Saturday, October 5, 2013

Painterly Impression

Bazaar September 2013
Vogue isn't the only one showing painterly gowns on their editorial pages. This multi-media seeming faux kimono is in this month's Bazaar. The dress is by Mary Katrantzou. I don't think that I've ever heard of her ... but she created quite a statement with this dress. I love trees, and particularly ones that are unleaved. I like to consider the life that lives in the dormantcy of a winter tree. A quiet power. I would like to have seen this look without the rainbow. It isn't true. On cold winter days, the sky is cold with blue, and I've never seen a rainbow in a snowstorm.

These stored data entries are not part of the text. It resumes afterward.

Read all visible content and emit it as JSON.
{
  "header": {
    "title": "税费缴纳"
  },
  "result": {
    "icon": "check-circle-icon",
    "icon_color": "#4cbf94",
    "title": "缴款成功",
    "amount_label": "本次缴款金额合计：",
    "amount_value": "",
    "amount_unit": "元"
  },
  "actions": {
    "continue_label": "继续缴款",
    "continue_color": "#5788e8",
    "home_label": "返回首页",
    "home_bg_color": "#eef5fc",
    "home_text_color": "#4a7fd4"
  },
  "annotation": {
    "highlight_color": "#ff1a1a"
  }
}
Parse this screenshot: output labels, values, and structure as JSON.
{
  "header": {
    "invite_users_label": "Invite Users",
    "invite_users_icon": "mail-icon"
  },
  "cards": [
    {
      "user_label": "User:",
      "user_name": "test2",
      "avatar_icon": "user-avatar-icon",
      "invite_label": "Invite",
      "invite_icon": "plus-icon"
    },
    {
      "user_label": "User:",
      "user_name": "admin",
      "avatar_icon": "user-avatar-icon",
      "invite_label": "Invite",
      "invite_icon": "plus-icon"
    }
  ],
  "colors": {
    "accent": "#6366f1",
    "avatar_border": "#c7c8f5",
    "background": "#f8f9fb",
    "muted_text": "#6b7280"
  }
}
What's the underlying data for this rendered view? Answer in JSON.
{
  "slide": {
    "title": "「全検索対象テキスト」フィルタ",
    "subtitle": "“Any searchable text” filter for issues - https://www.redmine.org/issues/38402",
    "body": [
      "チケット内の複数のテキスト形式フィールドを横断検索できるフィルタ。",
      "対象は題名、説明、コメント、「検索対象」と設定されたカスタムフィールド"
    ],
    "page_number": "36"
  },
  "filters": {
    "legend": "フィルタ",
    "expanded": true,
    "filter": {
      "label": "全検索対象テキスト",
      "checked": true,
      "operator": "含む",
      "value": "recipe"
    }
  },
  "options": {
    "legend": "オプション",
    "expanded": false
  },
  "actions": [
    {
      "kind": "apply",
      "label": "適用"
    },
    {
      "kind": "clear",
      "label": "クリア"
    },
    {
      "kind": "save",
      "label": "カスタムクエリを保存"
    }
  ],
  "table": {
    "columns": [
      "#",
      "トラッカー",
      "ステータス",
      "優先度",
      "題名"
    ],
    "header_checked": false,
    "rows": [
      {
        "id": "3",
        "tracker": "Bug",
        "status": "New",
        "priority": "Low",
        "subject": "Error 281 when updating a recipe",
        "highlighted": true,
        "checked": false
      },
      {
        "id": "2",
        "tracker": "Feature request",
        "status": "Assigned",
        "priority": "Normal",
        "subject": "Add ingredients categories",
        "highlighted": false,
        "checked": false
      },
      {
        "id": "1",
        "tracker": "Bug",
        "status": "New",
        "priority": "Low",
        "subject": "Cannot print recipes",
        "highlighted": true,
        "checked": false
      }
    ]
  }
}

The skirt is puzzling. Is the graphic really on the dress? The boat on a steamed river looks like photo shopped play. No word is mentioned that the skirt isn't that  ... I look at the background for clues, but it as well seems fabricated. A beautiful pattern has been generated with what seems like a real wintry, forested scene, but a pattern has been added. At first, I thought that the color came from frozen berries, or dead leaves that never fell. But instead, I think, a pointillist wash was made to create what could be, in my estimation, a textile on in and of itself. I would like to see what a gown with that as its 'scene' would look like.

Bazaar September 2013
Another look on the pages is the one right. I was immediately drawn to it, not for the coat by Valentino, although it's lovely. It looks almost Delft. The evergreens are amazing in the background too, but ... this summer while I was at the University of Iowa, I walked across campus to check it out. One of the buildings that I ran across was the art building. Its structure drew me to it. And I found this:

Universityof Iowa's Art School
I don't know how long I stood and was enraptured by the figure on the pier looking out over the water. And this model reminds of the same. She's nearly as still, the sculpture is nearly as alive. When I saw it in Iowa, I immediately thought of the lovely water gardens that I visited in Japan. And here, on the pages of Bazaar, the same moment, for me, is captured. While in Japan, the weather rivaled that of a midwestern bake, and it was hard for me to imagine that it is ever cold or snowy there, or in Japan for that matter. But this picture gives me a sense of it. And whether hot or cold, the same holds true for the figure on the pier looking out over the water.